In a world that can often feel cold and uncooperative, the smallest kindness extended can feel like an oasis in the desert. And, like a drop that creates a ripple, even one warm smile, one word of encouragement, one helpful nudge in the right direction- or in this case, one pen- can make a difference.

If we stopped to think back in our own lives, we would find our very own oases in the desert: those who altered the courses of our lives in one way or another, those who made us think more deeply about what kind of human beings we want to become and those who showed us new paths we didn’t even know about. I hope everyone was as lucky as I was (and still am) in this respect.

It’s far too easy to dismiss the consequences our actions can have on others. We don’t like knowing that we can have that much influence because it would mean having a certain amount of responsibility in wielding it. So, we often don’t bother thinking about the impact we can create. And other times, we don’t think that we carry that power at all.

Indeed, how Rizban’s story ends is proof enough.

While the team was busy with the vaccination campaign, one of the little girls who had been given a pen searched for Rizban in the crowd and, when she didn’t find her, came up to another public health officer, my old classmate Abraham Haile, and said:

“Where is the lady that gave me the pen? I want to show her what I wrote with it”

So, let’s not leave all the “role modeling” to celebrities and notable people. Let’s look within and challenge ourselves and those around us to be “real models”.

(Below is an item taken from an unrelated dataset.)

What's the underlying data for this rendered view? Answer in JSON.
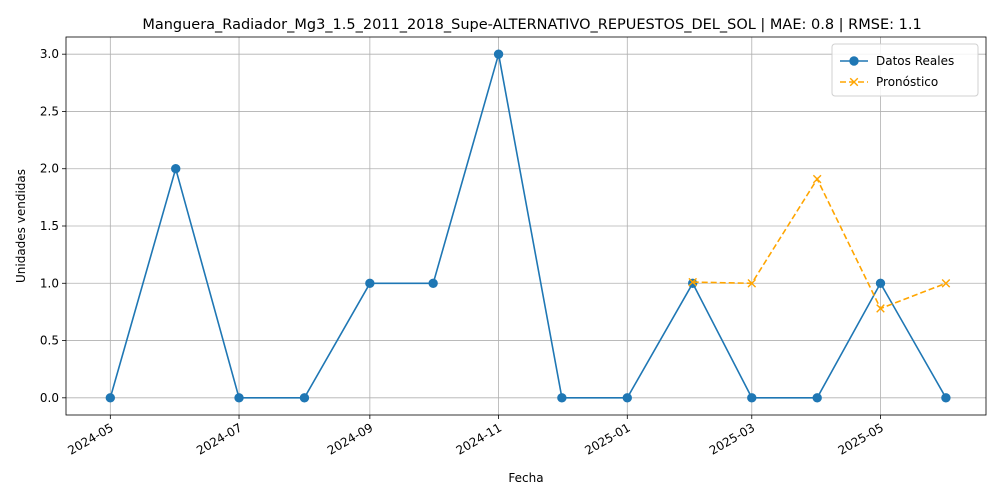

And as for the skeptics, the people who think that they can’t possibly bring any difference with small acts, I would like to share a Hawaiian parable I came across recently in a book entitled Half the Sky: Turning Oppression into Opportunity for Women Worldwide (Nicholas D. Kristof and Sheryl Wudunn, 2009):

A man goes out on the beach and sees that it is covered with starfish that have washed up in the tide. A little boy is walking along, picking them up and throwing them back into the water.

“What are you doing, son?” the man asks. “You see how many starfish there are? You’ll never make a difference”

The boy paused thoughtfully, picked up another starfish and threw it into the ocean and said, “It sure made a difference to that one”.